I started to visit Oxford Street every weekend after that & on about my third try I found a single lone man, dressed in what I now knew to be dhotis, handing out leaflets in the street. I took one eagerly & read it hoping to find out where I could find them. There was an address of an ISKCON temple in Bury Place but I had no idea how to get there.
I returned to the smiling man & asked him where I could find the temple of which the leaflet spoke. He gave me directions & I started to walk excitedly in the direction he had pointed. It took me quite a while to get there & when I arrived I was surprised to find a rather dull looking town house. Nothing at all like the wonderful temples I had seen in books.
I entered shyly as a lady invited me in & gestured to the pile of shoes by the door, I understood immediately & slipped my shoes off leaving them with the others. She drew a tilaka (sacred mark) on my forehead with a paste, offered me some prasadam (sacred food that has been offered to God before being consumed) & so started a new chapter in my life.
After that I visited the temple once a week for a couple of months. Sometimes I was invited to study with others, reading from the Bhagavad Gita or the Srimad Bhagavatam & sometimes I was sent to the kitchen to help prepare vegetables. I learnt to make clothing for the deities & on one occasion I was taken to a room on one of the upper floors & left to clean a huge carpet with a tiny brush all on my own.
My favourite times, though, were when I was left alone with my tulsi beads, to chant in the temple room with the deities, I loved the smell of the incense & the wonderful colours of the flowers.
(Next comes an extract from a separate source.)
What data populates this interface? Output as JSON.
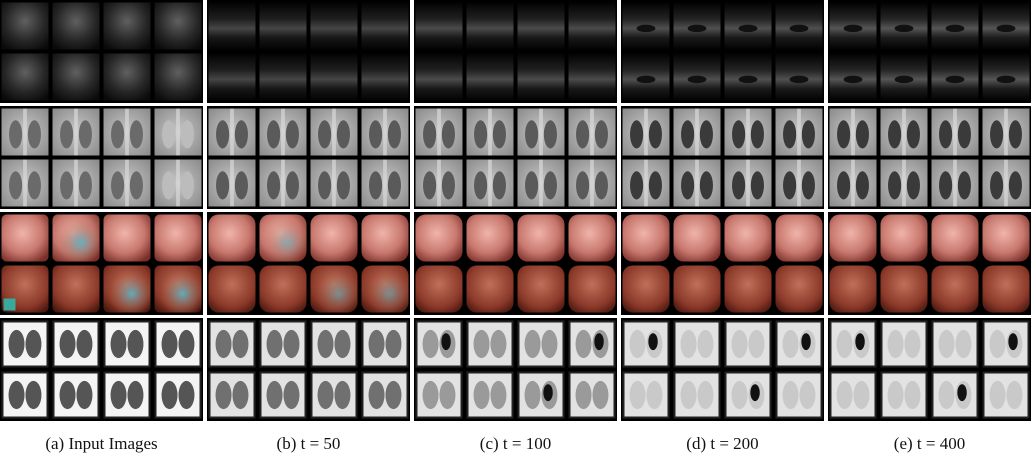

The altar was so beautiful & I felt so at peace there. This was what I thought of as a temple. This was an inspiration for me.
I realized as time went on that there was a lot more to Hinduism than that which ISKCON could give me, & that I needed to look further afield in what I now understood was a wider quest for truth. It was a turning point in my life though & I will be eternally grateful for the care & love I was shown by the devotees during my visits.